Multifunctional Roles
- Drug detoxification (penicillin, erythromycin, sulfonamides, etc.).
- Hormone metabolism (thyroxin, aldosterone, estrogen, cortisol, insulin, glucagon, GH, GI hormones).
- Energy metabolism
- Glycogen storage & breakdown (glycogenolysis).
- Gluconeogenesis, ketogenesis.
- Triglyceride storage.
- Protein synthesis (albumin, clotting factors) & micronutrient handling.

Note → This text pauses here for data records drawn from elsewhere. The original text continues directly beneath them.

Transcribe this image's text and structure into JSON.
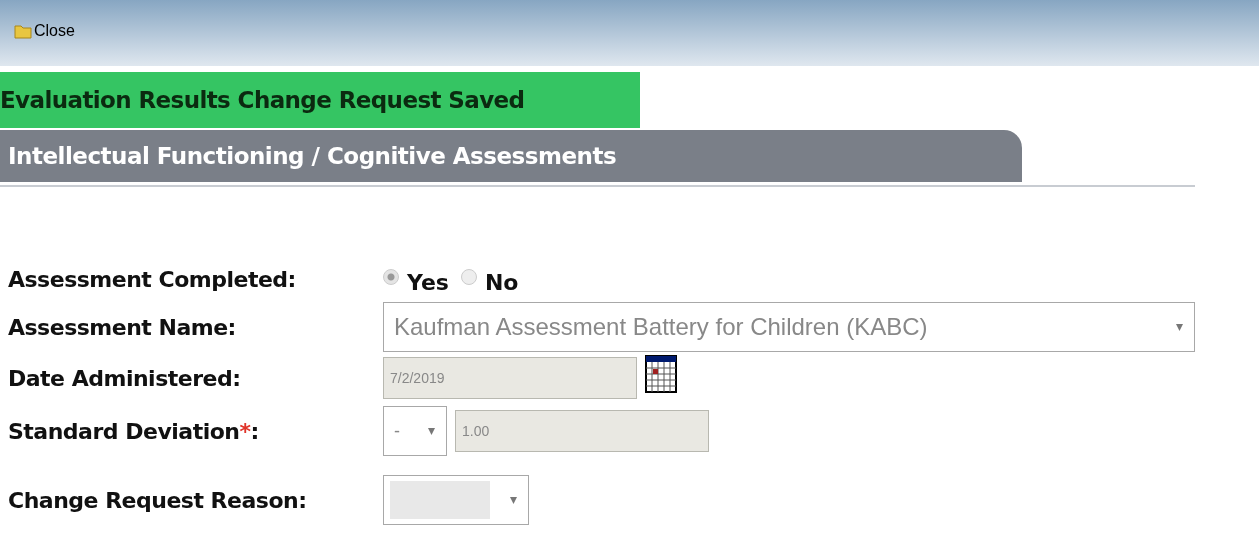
{
  "toolbar": {
    "close_label": "Close"
  },
  "banner": "Evaluation Results Change Request Saved",
  "section_tab": "Intellectual Functioning / Cognitive Assessments",
  "fields": [
    {
      "kind": "radio",
      "label": "Assessment Completed:",
      "options": [
        {
          "label": "Yes",
          "selected": true
        },
        {
          "label": "No",
          "selected": false
        }
      ]
    },
    {
      "kind": "select",
      "label": "Assessment Name:",
      "value": "Kaufman Assessment Battery for Children (KABC)"
    },
    {
      "kind": "date",
      "label": "Date Administered:",
      "value": "7/2/2019"
    },
    {
      "kind": "signed",
      "label": "Standard Deviation",
      "required_mark": "*",
      "label_end": ":",
      "sign": "-",
      "value": "1.00"
    },
    {
      "kind": "blank_select",
      "label": "Change Request Reason:"
    }
  ]
}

- Immune contribution (Kupffer cells).
Pancreas Functions
- Endocrine (≈5 %)
- Insulin → ↑ glucose uptake.
- Glucagon → glycogenolysis ↑ blood glucose.
- Somatostatin → inhibits both insulin & glucagon.
- Exocrine (≈95 %)
- Digestive enzymes: trypsin family (proteins), amylase (CHO), lipase (fats), nucleases (DNA/RNA).
- Bicarbonate secretions neutralize chyme.
Referred Pain Patterns
- Esophagus ↔ mid-thoracic spine.
- Liver/diaphragm/pericardium ↔ shoulder.
- Stomach, gallbladder, pancreas, small intestine ↔ mid-back, scapular region.
- Colon, appendix, pelvic viscera ↔ low back, pelvis, sacrum.
- Spleen ↔ left shoulder (Kehr’s sign) & left Abd; can impair breathing.
Hepatitis
- HAV
- Fecal–oral, food/water; acute only; vaccine available.
- HBV
- Blood & body fluid transmission; vaccine available; can co-infect with HDV (worse prognosis).
- Prevention strategies: hygiene, PPE, needle protocols, immunization.
Cirrhosis
- Irreversible fibrosis from chronic hepatitis, alcohol, etc.
- Signs/Sx
- Jaundice, peripheral edema, hepatosplenomegaly, ascites.
- Dupuytren’s contracture (4th/5th digit), palmar erythema (↑ estradiol), spider angiomas.
Clinical & Practical Connections
- PTs must monitor SBP responses (drop or excessive rise = termination criteria).
- RPE & talk/sing tests provide low-tech intensity gauges: easy to sing → below LT; can’t talk → above LT.
- Chronic deconditioning lowers LT & VT → patients fatigue with ADLs; progressive aerobic training shifts thresholds right.
- Knowledge of referred pain critical for differential diagnosis (e.g., shoulder pain of hepatic origin).